Acting fact II: Unlike Dylan, Nelson can act. Not that he needs to in movies like “Dukes of Hazzard.”
2. Bruce Springsteen: ‘Born to Run’ (1975)
On the face of it, a rollicking love song for a girl going by the unlikely name of Wendy, but in truth a desperate anthem about getting the hell out of nowheresville (in Springsteen’s case, Asbury, New Jersey), with the disaffected howl of “We gotta get out while we’re young, ‘cause tramps like us, baby we were born to run.”
Career fact: A frustrated Springsteen recorded “Born to Run” as a final effort to hit the big time. Apparently it worked.
1. Steppenwolf: ‘Born to be Wild’ (1968)
The ultimate open-road song.
Steppenwolf’s full-throttled cover version would be a perfect checklist for the rock ‘n ‘roll voyager, if having a checklist wasn’t so un-rock ‘n’ roll.

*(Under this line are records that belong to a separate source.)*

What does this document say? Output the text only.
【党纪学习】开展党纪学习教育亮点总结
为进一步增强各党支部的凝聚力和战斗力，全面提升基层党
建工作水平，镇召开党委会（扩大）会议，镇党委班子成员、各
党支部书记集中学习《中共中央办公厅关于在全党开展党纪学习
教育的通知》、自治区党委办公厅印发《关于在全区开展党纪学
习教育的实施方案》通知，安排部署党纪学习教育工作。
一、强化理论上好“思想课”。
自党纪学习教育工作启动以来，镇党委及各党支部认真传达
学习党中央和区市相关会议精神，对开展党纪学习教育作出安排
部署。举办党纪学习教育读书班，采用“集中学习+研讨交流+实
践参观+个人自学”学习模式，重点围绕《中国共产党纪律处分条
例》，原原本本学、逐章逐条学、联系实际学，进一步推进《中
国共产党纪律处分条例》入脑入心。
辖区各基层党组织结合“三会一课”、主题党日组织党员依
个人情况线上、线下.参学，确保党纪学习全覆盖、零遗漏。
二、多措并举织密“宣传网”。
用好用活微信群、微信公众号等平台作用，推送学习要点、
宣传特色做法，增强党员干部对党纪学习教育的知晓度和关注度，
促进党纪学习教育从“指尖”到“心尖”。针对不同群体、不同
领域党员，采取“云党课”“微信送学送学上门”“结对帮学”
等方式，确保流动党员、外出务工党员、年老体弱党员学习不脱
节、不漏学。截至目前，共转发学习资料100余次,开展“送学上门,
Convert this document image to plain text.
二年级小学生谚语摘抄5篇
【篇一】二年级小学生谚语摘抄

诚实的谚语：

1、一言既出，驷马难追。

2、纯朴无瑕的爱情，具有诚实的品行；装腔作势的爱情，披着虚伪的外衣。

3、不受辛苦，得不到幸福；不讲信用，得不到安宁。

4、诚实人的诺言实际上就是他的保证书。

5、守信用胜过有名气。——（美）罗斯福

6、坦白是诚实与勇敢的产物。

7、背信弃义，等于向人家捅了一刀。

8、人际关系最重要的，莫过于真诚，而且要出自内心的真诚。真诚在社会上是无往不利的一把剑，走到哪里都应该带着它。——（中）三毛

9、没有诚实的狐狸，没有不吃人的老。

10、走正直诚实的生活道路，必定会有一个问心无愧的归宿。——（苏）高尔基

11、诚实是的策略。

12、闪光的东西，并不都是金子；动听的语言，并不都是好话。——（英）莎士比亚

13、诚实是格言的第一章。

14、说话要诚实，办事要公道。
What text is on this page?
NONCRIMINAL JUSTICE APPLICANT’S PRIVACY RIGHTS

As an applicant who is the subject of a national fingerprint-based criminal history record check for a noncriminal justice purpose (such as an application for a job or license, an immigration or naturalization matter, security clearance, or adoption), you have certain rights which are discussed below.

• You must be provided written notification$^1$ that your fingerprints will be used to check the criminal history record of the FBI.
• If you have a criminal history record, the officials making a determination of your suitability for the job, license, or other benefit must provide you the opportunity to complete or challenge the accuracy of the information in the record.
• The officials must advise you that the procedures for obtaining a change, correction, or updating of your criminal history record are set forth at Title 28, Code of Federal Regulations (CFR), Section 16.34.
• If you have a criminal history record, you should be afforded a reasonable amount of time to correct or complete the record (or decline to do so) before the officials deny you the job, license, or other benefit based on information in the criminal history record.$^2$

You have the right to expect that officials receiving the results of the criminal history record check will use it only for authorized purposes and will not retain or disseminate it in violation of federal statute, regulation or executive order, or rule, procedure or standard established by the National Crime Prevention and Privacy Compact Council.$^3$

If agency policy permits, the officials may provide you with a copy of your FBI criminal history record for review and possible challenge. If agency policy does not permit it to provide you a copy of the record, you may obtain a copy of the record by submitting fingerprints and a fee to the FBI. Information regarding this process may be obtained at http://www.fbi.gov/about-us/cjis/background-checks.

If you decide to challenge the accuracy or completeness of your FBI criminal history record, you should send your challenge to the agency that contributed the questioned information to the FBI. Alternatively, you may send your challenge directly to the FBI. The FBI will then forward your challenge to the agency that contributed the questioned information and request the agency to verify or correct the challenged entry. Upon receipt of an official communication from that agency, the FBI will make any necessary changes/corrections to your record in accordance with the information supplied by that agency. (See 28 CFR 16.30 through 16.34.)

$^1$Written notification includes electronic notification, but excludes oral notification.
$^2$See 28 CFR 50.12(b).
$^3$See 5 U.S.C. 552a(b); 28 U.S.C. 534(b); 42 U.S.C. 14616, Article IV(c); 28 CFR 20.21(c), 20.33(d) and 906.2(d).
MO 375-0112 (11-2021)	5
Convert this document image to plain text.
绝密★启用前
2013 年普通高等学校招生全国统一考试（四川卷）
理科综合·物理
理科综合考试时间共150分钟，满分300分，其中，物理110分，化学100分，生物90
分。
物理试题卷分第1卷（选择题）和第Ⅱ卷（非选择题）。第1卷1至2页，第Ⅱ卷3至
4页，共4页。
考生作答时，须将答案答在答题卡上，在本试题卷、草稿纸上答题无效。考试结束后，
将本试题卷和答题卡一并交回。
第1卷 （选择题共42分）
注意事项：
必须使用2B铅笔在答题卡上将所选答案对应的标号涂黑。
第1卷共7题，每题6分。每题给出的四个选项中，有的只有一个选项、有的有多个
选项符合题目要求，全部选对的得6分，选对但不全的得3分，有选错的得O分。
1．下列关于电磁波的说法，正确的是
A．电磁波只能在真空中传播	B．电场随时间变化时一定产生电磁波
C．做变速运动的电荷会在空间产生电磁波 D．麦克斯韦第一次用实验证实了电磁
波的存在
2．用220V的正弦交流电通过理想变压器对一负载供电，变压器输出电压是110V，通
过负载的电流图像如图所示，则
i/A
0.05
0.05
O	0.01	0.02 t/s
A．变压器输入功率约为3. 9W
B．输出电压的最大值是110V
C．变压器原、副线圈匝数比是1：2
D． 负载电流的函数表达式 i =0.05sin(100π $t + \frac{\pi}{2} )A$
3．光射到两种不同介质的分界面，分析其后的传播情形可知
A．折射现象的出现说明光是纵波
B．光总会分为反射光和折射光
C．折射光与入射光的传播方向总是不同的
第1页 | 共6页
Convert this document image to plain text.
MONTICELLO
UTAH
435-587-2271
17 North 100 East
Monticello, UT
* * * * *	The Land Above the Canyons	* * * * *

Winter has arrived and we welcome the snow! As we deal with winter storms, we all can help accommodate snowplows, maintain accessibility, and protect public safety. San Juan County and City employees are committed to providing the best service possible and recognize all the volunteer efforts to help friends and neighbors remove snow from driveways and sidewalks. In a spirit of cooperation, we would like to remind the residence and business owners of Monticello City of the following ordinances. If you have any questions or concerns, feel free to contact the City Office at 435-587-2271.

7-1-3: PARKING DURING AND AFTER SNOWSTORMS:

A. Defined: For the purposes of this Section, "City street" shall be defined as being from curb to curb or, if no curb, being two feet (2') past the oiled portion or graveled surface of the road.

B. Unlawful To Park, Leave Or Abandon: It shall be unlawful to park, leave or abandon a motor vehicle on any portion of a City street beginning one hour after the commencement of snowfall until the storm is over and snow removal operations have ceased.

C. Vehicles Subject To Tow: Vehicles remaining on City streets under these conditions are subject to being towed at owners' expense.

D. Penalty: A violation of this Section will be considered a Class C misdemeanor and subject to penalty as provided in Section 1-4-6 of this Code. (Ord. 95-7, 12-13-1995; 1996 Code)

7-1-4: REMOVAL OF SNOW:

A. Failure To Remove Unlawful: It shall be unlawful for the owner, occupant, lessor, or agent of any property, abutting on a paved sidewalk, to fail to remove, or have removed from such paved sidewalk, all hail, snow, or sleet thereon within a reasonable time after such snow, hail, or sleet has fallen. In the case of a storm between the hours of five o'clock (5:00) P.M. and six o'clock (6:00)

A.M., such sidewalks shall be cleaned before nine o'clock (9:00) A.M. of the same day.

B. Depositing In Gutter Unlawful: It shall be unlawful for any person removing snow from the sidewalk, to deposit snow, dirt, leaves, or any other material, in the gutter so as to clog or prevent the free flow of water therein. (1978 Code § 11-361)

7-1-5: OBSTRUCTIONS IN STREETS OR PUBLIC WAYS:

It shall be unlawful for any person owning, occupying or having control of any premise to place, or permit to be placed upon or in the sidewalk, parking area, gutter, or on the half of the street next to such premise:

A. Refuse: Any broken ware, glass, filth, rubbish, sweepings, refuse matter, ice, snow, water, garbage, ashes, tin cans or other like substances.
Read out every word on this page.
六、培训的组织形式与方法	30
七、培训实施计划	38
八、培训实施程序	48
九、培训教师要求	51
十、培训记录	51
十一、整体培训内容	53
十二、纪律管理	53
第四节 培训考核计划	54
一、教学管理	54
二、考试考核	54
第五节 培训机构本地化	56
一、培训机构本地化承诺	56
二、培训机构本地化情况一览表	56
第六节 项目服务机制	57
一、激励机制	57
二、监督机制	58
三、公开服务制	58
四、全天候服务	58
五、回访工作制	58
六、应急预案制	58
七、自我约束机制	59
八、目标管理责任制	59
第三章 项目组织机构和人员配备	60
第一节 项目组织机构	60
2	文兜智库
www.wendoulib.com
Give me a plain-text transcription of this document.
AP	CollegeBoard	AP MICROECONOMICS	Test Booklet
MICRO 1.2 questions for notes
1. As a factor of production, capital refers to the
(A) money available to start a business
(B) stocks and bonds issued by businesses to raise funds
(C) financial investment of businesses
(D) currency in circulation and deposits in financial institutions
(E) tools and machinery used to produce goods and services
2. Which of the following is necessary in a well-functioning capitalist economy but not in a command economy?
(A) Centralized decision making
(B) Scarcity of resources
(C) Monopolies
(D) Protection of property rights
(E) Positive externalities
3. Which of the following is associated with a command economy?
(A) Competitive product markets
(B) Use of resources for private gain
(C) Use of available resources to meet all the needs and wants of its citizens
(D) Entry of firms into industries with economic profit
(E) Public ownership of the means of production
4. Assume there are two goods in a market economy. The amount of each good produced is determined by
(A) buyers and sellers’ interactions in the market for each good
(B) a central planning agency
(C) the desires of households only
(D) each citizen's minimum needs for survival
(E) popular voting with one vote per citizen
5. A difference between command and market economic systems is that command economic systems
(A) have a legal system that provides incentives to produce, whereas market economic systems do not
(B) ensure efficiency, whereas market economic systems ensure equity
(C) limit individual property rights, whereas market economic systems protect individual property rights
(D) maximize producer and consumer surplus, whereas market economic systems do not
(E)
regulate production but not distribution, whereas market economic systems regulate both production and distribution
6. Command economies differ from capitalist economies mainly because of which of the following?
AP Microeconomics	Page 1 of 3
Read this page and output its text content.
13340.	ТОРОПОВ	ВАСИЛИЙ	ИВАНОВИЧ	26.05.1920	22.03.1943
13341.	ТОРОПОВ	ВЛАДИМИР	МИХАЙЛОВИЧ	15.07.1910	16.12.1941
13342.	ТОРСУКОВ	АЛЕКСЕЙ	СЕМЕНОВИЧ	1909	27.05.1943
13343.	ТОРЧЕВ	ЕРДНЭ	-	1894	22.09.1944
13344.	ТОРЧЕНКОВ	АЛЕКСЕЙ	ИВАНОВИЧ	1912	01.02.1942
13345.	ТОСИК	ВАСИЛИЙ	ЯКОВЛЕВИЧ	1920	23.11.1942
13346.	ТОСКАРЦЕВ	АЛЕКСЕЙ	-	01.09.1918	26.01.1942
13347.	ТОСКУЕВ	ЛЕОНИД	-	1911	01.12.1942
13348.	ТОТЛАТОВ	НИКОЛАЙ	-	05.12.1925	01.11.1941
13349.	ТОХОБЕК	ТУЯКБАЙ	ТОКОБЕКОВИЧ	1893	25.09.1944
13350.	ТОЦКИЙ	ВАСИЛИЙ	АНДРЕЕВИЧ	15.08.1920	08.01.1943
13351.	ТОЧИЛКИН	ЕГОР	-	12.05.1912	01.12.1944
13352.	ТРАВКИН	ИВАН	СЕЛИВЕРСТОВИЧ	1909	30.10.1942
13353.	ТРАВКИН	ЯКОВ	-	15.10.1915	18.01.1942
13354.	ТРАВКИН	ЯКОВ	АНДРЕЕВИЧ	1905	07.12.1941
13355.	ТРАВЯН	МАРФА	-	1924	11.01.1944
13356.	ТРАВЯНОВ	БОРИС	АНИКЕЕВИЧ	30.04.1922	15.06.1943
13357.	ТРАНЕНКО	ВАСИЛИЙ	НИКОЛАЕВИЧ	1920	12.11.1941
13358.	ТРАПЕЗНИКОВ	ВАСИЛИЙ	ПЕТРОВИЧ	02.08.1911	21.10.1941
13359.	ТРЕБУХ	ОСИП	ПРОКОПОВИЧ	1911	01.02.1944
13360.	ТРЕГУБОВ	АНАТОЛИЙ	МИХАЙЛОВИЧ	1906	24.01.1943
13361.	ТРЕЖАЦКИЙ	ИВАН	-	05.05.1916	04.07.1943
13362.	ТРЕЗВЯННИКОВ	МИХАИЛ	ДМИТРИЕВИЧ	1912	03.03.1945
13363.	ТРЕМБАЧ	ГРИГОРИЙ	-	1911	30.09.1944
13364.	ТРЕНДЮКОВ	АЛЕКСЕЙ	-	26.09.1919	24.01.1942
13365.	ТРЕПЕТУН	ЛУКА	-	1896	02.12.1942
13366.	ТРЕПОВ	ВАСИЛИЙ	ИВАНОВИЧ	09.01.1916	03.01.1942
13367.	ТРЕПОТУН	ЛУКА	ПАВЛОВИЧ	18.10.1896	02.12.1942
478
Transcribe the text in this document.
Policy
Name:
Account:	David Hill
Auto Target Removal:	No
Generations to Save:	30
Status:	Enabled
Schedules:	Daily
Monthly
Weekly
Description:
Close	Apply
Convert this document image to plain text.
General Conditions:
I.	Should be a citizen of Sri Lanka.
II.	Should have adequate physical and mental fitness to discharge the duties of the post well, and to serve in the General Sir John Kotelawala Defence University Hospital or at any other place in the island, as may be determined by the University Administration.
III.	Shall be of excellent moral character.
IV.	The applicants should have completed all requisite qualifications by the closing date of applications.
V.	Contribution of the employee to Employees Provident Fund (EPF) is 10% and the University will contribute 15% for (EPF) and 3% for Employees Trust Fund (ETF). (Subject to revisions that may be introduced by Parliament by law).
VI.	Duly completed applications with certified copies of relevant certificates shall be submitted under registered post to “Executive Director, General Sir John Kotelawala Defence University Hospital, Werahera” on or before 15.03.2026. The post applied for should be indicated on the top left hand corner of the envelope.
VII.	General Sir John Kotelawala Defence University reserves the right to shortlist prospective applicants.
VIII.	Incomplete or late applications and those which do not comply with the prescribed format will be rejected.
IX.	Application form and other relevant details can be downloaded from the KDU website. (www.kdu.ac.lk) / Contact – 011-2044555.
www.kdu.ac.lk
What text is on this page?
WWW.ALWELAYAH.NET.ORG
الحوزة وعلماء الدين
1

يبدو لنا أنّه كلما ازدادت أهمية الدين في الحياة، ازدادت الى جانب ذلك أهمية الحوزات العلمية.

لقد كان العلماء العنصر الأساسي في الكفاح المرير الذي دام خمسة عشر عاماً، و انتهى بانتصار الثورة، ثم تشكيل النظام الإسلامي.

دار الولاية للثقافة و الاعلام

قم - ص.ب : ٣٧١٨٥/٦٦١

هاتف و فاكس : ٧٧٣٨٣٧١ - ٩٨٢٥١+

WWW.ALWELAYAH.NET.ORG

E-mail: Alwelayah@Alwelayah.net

“Get your motor running” – check.
“Head out on the highway” – check.
“Looking for adventure” – check.
You get the idea.
Mind you, it’s been so worn out over the years that the only people still listening to it are graying oldies whose checklist is more likely to include things like blood-pressure pills, sensible shoes and a hernia truss.
Not-so-wild fact: Despite being classed as one of the first heavy metal bands, Steppenwolf were originally called The Sparrows. Doesn’t quite have the same ring does it?
Updated with new songs from a story originallypublished in 2011.